La patrie, c'est quand tu chiales comme une tapette alors que tu as tout pour toi. Parce qu'ils ont volé ta révolution, parce qu'ils ont confisqué ton rêve, parce que tu as vu cet SDF à qui personne n'a accordé une prime de logement de 900 dinars, parce que la liberté n'est plus qu'une chimère et parce que le terrorisme d'Etat n'a jamais été aussi révolutionnaire.

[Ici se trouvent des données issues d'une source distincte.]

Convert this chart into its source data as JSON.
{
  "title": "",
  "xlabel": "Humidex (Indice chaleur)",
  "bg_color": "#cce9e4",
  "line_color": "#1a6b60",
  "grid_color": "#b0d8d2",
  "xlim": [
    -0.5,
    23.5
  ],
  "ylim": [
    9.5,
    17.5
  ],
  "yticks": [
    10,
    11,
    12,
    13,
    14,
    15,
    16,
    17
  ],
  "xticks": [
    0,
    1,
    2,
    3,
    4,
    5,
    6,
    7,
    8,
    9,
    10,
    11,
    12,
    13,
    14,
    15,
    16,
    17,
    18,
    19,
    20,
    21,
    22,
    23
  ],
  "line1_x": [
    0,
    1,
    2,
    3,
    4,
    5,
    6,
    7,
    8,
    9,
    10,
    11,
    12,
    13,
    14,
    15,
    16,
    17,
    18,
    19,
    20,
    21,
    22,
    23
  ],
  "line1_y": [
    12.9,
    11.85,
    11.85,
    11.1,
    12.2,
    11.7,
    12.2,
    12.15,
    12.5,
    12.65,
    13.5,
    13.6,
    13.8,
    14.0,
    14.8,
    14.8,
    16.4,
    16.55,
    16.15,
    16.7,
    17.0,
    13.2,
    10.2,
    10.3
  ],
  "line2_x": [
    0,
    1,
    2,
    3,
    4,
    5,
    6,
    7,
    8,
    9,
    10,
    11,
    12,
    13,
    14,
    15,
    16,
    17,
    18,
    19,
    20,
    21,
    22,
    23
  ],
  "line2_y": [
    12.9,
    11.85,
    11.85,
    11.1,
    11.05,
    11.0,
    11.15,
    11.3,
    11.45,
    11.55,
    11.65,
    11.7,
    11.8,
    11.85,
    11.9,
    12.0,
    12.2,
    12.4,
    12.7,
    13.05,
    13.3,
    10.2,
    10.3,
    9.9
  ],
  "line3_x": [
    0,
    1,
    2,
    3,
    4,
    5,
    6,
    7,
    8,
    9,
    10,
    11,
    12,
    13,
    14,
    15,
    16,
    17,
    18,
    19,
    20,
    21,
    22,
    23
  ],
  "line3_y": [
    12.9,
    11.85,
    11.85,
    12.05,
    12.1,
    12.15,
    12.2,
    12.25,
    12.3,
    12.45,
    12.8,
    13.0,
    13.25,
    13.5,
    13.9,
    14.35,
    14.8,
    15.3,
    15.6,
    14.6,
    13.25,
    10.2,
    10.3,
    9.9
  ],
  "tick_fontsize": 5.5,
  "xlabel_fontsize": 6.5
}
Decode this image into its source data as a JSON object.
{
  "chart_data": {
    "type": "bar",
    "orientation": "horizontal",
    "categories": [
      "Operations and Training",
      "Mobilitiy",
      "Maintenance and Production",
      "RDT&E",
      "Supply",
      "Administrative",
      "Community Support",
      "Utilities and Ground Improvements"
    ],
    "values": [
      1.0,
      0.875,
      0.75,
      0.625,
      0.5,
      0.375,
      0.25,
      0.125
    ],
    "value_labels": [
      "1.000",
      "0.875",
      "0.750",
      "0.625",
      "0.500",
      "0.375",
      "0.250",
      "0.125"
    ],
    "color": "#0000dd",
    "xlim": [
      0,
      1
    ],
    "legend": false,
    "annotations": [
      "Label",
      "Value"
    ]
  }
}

La patrie, c'est quand ta mélancolie dégoûte tes lecteurs mais que tu n'en as rien à cirer. C'est quand tu déverses ta poésie à tous les coins de rue, que tu couvres la laideur du quotidien de jeux de mots pourris et autres calembours avant de t'essuyer la gueule avec ces bouts de torchons pseudo-journalistiques.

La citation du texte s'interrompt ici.